I gave her a friendly nod. Sisters.

The only things left to buy were makeup and perfumes, and for these I went to Woolworth’s, where the prices were reasonable, the selections enormous, and where I let an enthusiastic salesman show me how to apply false eyelashes that looked like a picket fence, paint on green shadow, and apply a small black beauty mark. You just licked it and stuck it on your chin.

‘Makes me look like a skinny Madame Du Barry,’ I told the clerk.

‘Precisely,’ he beamed.

This shopping spree lasted a week. At home, at night, with the door locked and chained, and the shades drawn, I practiced walking my three-inch heels, stuffing the cotton pancakes in my bra, and applying just enough eyeshadow so I wouldn’t look like a victim of malnutrition. I started out giggling, but after a while I really worked at it, and rehearsed a voice change too, striving for a husky, sex-inflicted Marilyn Monroe whisper.

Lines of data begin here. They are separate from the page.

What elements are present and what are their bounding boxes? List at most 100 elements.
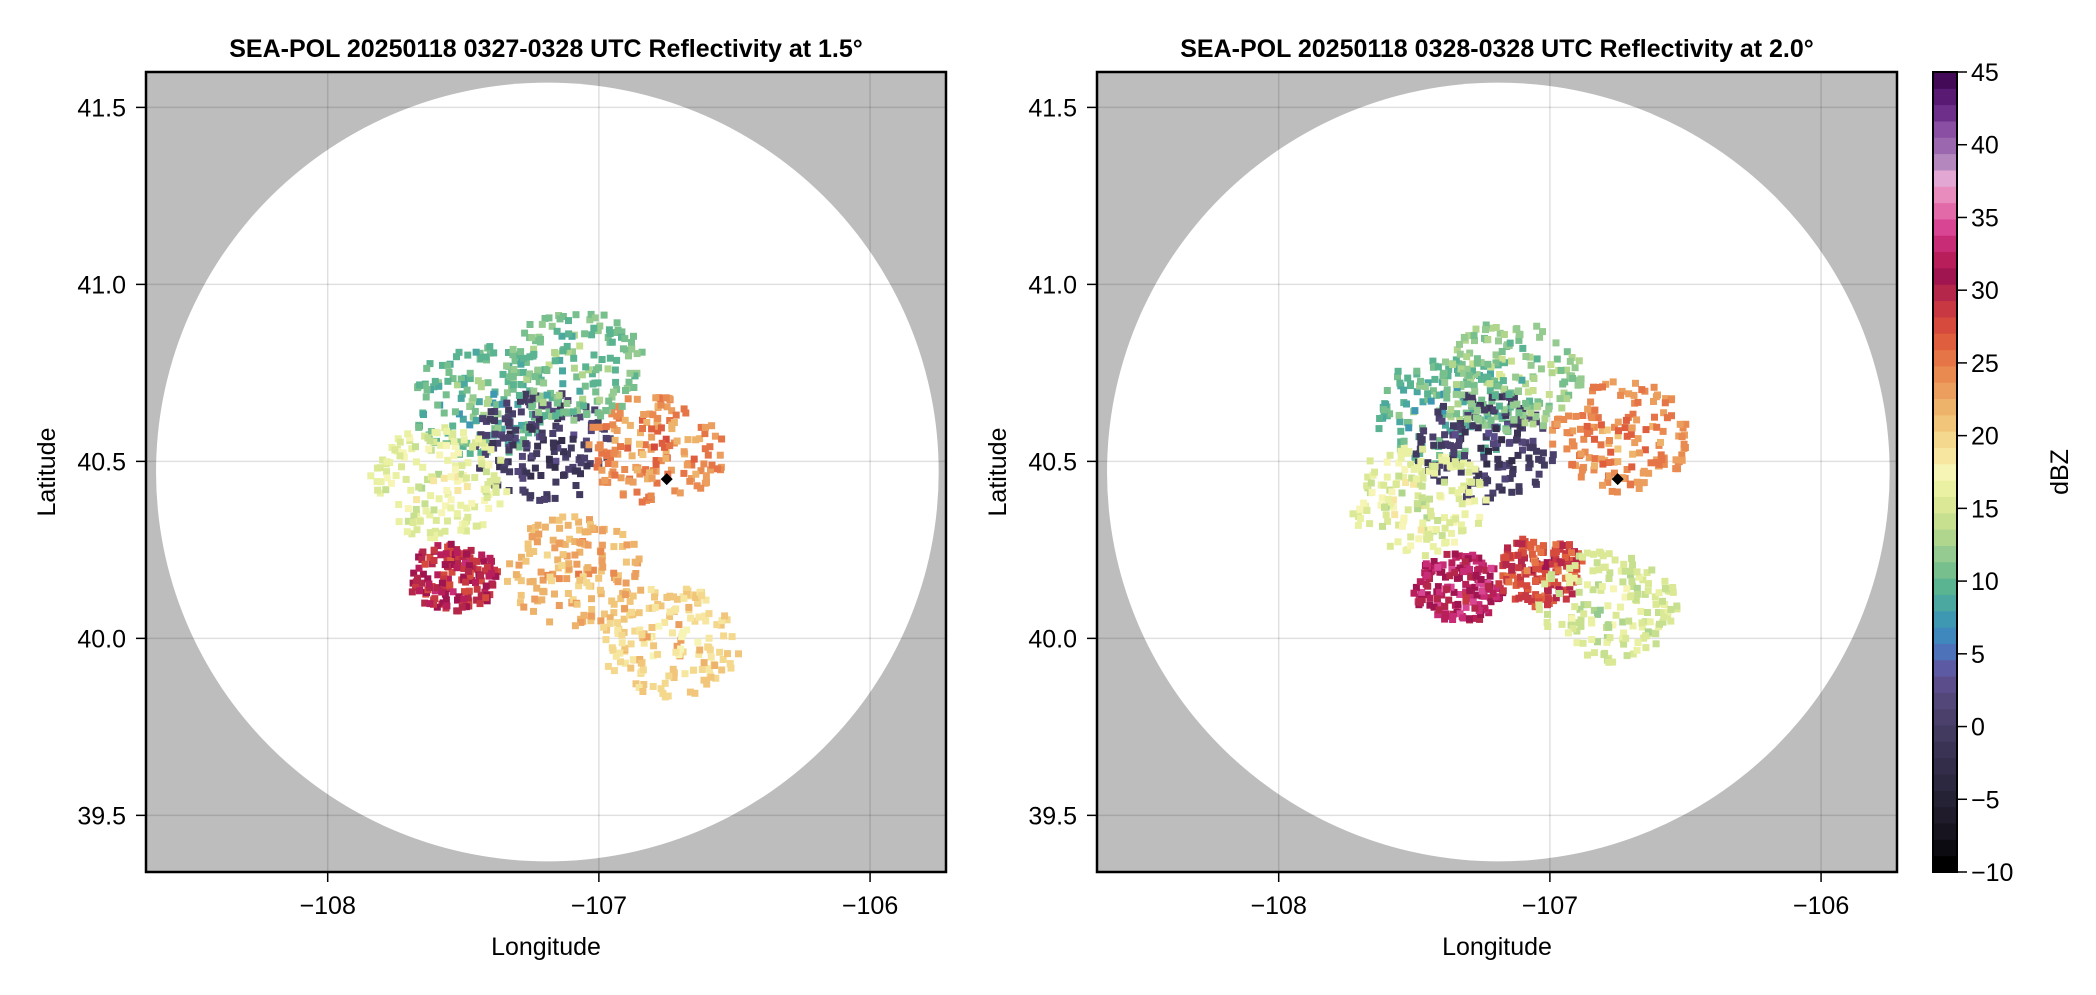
echo-pixel [695, 650, 703, 658]
echo-pixel [564, 348, 572, 356]
echo-pixel [1460, 568, 1468, 576]
echo-pixel [454, 487, 462, 494]
echo-pixel [1669, 584, 1677, 591]
echo-pixel [1465, 332, 1473, 340]
echo-pixel [1610, 585, 1617, 593]
echo-pixel [1574, 376, 1582, 384]
echo-pixel [1662, 395, 1670, 403]
echo-pixel [483, 399, 491, 407]
echo-pixel [717, 621, 725, 629]
echo-pixel [617, 595, 625, 603]
echo-pixel [415, 483, 423, 491]
echo-pixel [451, 473, 459, 481]
echo-pixel [639, 451, 647, 459]
echo-pixel [1519, 535, 1527, 543]
echo-pixel [597, 567, 605, 575]
echo-pixel [1565, 412, 1572, 420]
echo-pixel [551, 349, 559, 356]
echo-pixel [477, 572, 484, 580]
echo-pixel [640, 681, 648, 688]
echo-pixel [517, 381, 525, 388]
echo-pixel [460, 565, 468, 572]
echo-pixel [494, 439, 502, 447]
echo-pixel [696, 435, 704, 443]
echo-pixel [1553, 420, 1561, 428]
echo-pixel [1397, 427, 1405, 435]
echo-pixel [553, 399, 561, 407]
echo-pixel [1486, 387, 1494, 395]
echo-pixel [1461, 511, 1469, 519]
echo-pixel [593, 463, 601, 471]
echo-pixel [1509, 571, 1517, 579]
echo-pixel [425, 580, 433, 588]
echo-pixel [610, 609, 618, 617]
echo-pixel [537, 472, 545, 479]
echo-pixel [1633, 646, 1641, 654]
echo-pixel [576, 342, 584, 350]
echo-pixel [718, 617, 726, 625]
echo-pixel [1401, 466, 1409, 473]
echo-pixel [633, 466, 641, 474]
echo-pixel [581, 454, 589, 462]
echo-pixel [1639, 623, 1646, 631]
echo-pixel [534, 429, 541, 437]
echo-pixel [1475, 479, 1483, 486]
echo-pixel [1577, 425, 1584, 433]
echo-pixel [525, 429, 532, 437]
echo-pixel [432, 516, 440, 524]
echo-pixel [1574, 381, 1582, 389]
echo-pixel [426, 511, 434, 519]
echo-pixel [1590, 550, 1597, 558]
echo-pixel [1682, 420, 1690, 428]
echo-pixel [617, 658, 624, 666]
echo-pixel [1548, 560, 1556, 568]
echo-pixel [1580, 610, 1588, 618]
echo-pixel [1412, 583, 1420, 591]
echo-pixel [1657, 451, 1665, 459]
echo-pixel [1470, 332, 1478, 340]
echo-pixel [631, 572, 639, 580]
echo-pixel [1584, 581, 1591, 589]
echo-pixel [477, 577, 485, 585]
echo-pixel [624, 444, 632, 452]
echo-pixel [1557, 366, 1565, 374]
echo-pixel [1547, 361, 1555, 368]
echo-pixel [1595, 566, 1603, 574]
echo-pixel [605, 326, 613, 334]
echo-pixel [526, 387, 534, 395]
echo-pixel [641, 441, 649, 449]
echo-pixel [406, 434, 413, 442]
colorbar-segment [1933, 202, 1957, 220]
echo-pixel [1573, 627, 1581, 635]
echo-pixel [726, 660, 734, 668]
echo-pixel [1445, 410, 1453, 418]
echo-pixel [597, 548, 605, 556]
echo-pixel [649, 652, 657, 660]
echo-pixel [440, 409, 448, 417]
echo-pixel [646, 469, 654, 477]
echo-pixel [1554, 567, 1562, 575]
echo-pixel [457, 501, 465, 509]
echo-pixel [1524, 596, 1532, 603]
colorbar-segment [1933, 839, 1957, 857]
echo-pixel [661, 693, 669, 701]
colorbar-segment [1933, 855, 1957, 873]
echo-pixel [451, 442, 459, 450]
echo-pixel [419, 463, 427, 471]
echo-pixel [648, 433, 656, 441]
echo-pixel [520, 436, 528, 444]
echo-pixel [554, 556, 562, 564]
echo-pixel [584, 541, 592, 549]
echo-pixel [1467, 573, 1475, 581]
echo-pixel [1539, 595, 1547, 603]
echo-pixel [1477, 444, 1485, 452]
colorbar-segment [1933, 137, 1957, 155]
echo-pixel [1562, 586, 1570, 594]
echo-pixel [1635, 573, 1643, 581]
echo-pixel [724, 650, 731, 658]
echo-pixel [1548, 571, 1556, 579]
echo-pixel [708, 461, 716, 469]
echo-pixel [1478, 587, 1486, 595]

I was fascinated by what I saw in my cheval glass. Not only was my appearance utterly different, but I fell different. I looked like a floozy. I was a floozy. The falsies gave me a pair of knockers that came into the room three seconds before I did. My padded behind bulged provocatively. The ersatz eyelashes batted, the carmined lips moued, the long, long legs wobbled suggestively on the spike heels. When I added a cocked beret and tightly cinched trenchcoat, I could have seduced the United Nations. More than that, I felt seductive. Also, cheap, hard, available, and willing, willing, willing.

After a week of practice that included going out at night to learn how to negotiate steps and curbs in those hookers’ heels (I received four propositions during those trial runs), I decided it was time for the final test.

I called Dick and asked him to come right over to discuss something important. I then went downstairs and sailed by the doorman, who knew me but didn’t give me a second glance, being too busy with the first. I figured he didn’t recognize me.

I took up station in the dim doorway of a Third Avenue store I knew Dick would pass. I lighted a cigarette, let it dangle from my lips. I stuck my hands deep in the trenchcoat pockets. I tried to jut my fake chest.

Along came Dick, walking fast. I blew out a plume of smoke from the corner of my mouth just before he came abreast of me. I stepped out into the illumination of a street lamp.

‘Wanna have a little fun?’

He looked at me. I mean, he didn’t just glance, he looked.

‘Not tonight, thank you,’ he said primly and continued walking.

He took about three more steps, then stopped so suddenly he almost fell on his face. A classic double-take. He turned and came back. He stood in front of me, staring.

‘Change your mind, buster?’ I murmured.

He shook his head in disbelief.

‘All right, Jannie,’ he said. ‘You win.’